紅Ⅱ(クレナイ)~解き放たれる鎖~
いつの間にか私を掴んでいた腕が離れ、私の隣に佇む良牙はジッと鏡夜の後姿を目で追っていた。
その表情はまるで自分が傷ついたかのように辛そうな顔をしていたのは、気のせいなのだろうか?
「良牙?」
「………こればっかりはしょうがねぇ。だからと言って鏡夜の気持ちを汲んでデートしたところで鏡夜自身、喜こばねぇしな」
「そうだね…」
視線を私に向けそう言った良牙の言葉に頷き、そして良牙につられる様に私も歩き始めた。
私の横を歩く良牙をソッと伺い見ると先程の顔がウソのように、気だるげな顔の良牙がそこにいる。

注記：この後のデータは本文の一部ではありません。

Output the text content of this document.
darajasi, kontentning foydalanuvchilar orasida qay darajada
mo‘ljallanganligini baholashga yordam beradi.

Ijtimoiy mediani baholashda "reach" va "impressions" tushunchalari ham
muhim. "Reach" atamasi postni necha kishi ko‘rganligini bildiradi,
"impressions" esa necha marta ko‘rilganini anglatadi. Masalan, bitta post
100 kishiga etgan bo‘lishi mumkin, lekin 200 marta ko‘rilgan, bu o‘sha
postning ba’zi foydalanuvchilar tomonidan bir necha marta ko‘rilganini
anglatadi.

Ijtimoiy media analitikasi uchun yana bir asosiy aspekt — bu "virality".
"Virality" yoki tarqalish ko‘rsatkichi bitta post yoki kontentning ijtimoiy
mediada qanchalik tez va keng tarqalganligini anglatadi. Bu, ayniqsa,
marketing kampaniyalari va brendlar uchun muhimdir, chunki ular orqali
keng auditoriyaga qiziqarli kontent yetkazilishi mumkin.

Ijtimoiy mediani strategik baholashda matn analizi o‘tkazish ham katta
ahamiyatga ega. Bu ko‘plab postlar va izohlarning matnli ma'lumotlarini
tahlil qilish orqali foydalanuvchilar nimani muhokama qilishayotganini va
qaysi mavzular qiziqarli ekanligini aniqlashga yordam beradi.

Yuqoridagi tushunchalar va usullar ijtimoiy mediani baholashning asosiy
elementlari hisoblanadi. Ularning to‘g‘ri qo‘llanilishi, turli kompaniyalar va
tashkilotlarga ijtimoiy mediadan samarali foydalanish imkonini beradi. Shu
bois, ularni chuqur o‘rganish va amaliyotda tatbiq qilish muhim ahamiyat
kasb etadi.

…さっきの良牙の辛そうな顔は一体、何だったんだろう?
まるで自分自身が傷ついたような、そんな良牙の顔が妙に頭の中にこびり付いていて離れない。
無性に気になる…。
…聞いてみようか?
でも聞いたところで良牙はきっと、私には何も答えてくれないだろう。
それにこの男が細々と自分の事を話しをした日には、ちょっと薄気味悪い。